Seguindo a linha apresentada nas últimas duas coleções (inverno e verão 2008), a Balenciaga, nas mãos do designer Nicolas Ghesquière, continua reinventado a linha minimalista desenvolvida por seu fundador na década de 1960. Se no inverno passado o novo estava no minimalismo em si, no verão a novidade era os tecidos floridos e os detalhes em couro e a evolução das formas orgânicas, neste inverno o que mais chamou a atenção foi o geometrismo, presente em todas as peças fazendo-as parecer criações rígidas e industriais.

Nunca contente como o “corriqueiro”, Vivienne Westwood apresentou sua coleção da Gold Line (linha mais cara e luxuosa de sua marca) com estampas feitas por crianças de sete anos de idade, ao som de Tati-quebra-Barraco com direito a modelos “montadas” em pernas de pau. A mistura nada ortodoxa, mas digna na Rainha do Punk, contou com muitas cores, calças skinny e volumes interessantes.
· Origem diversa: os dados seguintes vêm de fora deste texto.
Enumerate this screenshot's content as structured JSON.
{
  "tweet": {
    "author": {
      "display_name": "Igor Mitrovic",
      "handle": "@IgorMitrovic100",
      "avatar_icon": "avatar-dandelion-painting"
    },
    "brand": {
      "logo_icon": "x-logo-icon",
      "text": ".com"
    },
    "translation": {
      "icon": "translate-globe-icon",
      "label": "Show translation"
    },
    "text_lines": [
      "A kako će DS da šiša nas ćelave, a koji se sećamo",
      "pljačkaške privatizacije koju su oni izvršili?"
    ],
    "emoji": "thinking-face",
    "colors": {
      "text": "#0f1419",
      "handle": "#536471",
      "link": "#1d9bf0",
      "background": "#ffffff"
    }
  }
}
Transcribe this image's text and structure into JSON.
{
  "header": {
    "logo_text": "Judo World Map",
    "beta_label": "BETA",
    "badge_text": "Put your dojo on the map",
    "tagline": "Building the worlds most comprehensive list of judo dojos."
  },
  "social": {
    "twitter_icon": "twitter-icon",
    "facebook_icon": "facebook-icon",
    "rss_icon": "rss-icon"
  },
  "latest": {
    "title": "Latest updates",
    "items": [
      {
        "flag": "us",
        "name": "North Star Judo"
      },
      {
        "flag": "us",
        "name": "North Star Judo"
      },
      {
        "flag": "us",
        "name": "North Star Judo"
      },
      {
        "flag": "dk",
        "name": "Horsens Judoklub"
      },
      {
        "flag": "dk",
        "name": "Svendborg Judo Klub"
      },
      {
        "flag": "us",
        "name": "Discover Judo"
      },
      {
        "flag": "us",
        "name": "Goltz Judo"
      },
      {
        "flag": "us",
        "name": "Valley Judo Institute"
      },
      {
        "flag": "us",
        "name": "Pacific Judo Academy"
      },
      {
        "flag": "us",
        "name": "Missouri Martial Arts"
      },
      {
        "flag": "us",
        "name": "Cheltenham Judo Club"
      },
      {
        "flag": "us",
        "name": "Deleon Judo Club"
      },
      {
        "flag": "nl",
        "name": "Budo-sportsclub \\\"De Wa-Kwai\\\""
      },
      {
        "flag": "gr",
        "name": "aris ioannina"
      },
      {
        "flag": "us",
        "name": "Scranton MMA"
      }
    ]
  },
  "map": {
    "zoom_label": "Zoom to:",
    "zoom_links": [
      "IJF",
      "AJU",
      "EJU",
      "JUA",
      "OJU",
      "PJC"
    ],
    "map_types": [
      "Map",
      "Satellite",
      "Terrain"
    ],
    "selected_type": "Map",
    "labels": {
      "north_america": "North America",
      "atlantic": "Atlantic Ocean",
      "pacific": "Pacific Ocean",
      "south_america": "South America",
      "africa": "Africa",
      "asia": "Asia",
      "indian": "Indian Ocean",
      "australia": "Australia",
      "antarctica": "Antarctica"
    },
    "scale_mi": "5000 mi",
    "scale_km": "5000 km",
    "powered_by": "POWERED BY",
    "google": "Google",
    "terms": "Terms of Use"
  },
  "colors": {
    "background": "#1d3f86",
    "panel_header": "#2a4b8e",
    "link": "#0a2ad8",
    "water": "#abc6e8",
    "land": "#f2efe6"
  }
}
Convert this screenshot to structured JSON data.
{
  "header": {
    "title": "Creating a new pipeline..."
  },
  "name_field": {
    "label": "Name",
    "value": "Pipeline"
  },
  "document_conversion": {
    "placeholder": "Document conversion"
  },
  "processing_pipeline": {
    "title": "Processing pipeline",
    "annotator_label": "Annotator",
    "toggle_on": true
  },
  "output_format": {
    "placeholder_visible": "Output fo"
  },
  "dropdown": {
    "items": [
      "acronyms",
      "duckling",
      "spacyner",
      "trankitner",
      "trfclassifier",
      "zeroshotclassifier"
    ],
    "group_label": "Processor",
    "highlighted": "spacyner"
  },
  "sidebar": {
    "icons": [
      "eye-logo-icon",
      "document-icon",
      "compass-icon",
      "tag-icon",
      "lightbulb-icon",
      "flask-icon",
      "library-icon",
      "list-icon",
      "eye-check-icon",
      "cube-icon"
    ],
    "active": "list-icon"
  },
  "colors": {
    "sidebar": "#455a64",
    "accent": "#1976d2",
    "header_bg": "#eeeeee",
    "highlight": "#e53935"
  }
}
Caro, nada muito semelhante ao já apresentado esta anos nas semanas de moda…


Dentre os que apostaram no jogo femme x home, Bruno Pieter foi quem deixou os traços mais claro em coleção comercial. Roupas inspiradas em ternos, gravas, calças de alfaiate… tudo para mostrar um mulher forte, tal qual nas décadas de 1940 e 1980. Algumas sais e vestidos na coleção tentaram afeminar o traço, mas sem esquecer o tom central do desfile.

Fazendo a mulher parece, literalmente, uma boneca em relação ao grande cabelo, grandes óculos, grandes padrões nas estampas e ainda maiores olhos, ficou clara a influência do inícios dos anos 1970 e à adorada Miss Robinson do filme Primeira Noite de um Homem no desfile de Christian Dior. John Galliano, o designer da Dior, usou preto, branco e cores super saturadas nas formas próximas ao corpo e ultra-femininas para ajudar em sua caracterização.


Falando em ternos, Martin Margiela o desconstruiu, destacando o que havia de mais masculino nele, como as ombreiras. Outras peças tentaram dar mais fluidez ao já sólido desfile, sempre apostando das linhas diagonais e a construção por camadas.

Contestando o ritmo frenético que a moda anda hoje, a dupla Holandesa Viktor & Rolf dez um desfile protesto. Para tanto, os tons utilizados foram quase que apenas o preto e tons de cinza, e ou as roupa ou a face das modelos clamavam o dizer “NO!”, ou seja, “não!”. As roupas pareciam se transformando em outras, como se, desde de sua concepção até sua confecção, a moda já tivesse mudado a ponto de que a roupa tivesse de mudar de design, o ainda mal acabadas, faltando pedaços ou com grampos fazendo a costura entre as partes.


Inspirado do drapeado grego, Junya Watanabi modelou sua coleção quase que inteiramente em jersey cinza a fim de dar leveza e fluidez às suas criações.

Famosa por seus volumes, Rei Kawakubo da Comme des Garçons inspirou-se no romantismo para dar forma a sua coleção. As roupas vermelhas, rosas, roxas, brancas e pretas mostravam a feminilidade e o amor por meio dos babados, fitas, laços e rendas. A desconstrução dos trajes, uma constante da estilista, esteve presente não só nos acabamentos, mas também nos dois últimos looks do desfile, que mais pareciam as roupas-de-baixo do séc.XVII.

De clara inspiração no início do séc.XIX, Yohju Yamamoto construiu jaquetas e chapéus de modelagem complexa utilizando fortemente, como de costume, o preto em contraste com algumas cores saturadas. Algumas barras não foram costuradas, de forma que, enquanto a modelo andava, o tecidos “desaparecia no ar” (Jessica Bumpus, na Vogue inglesa).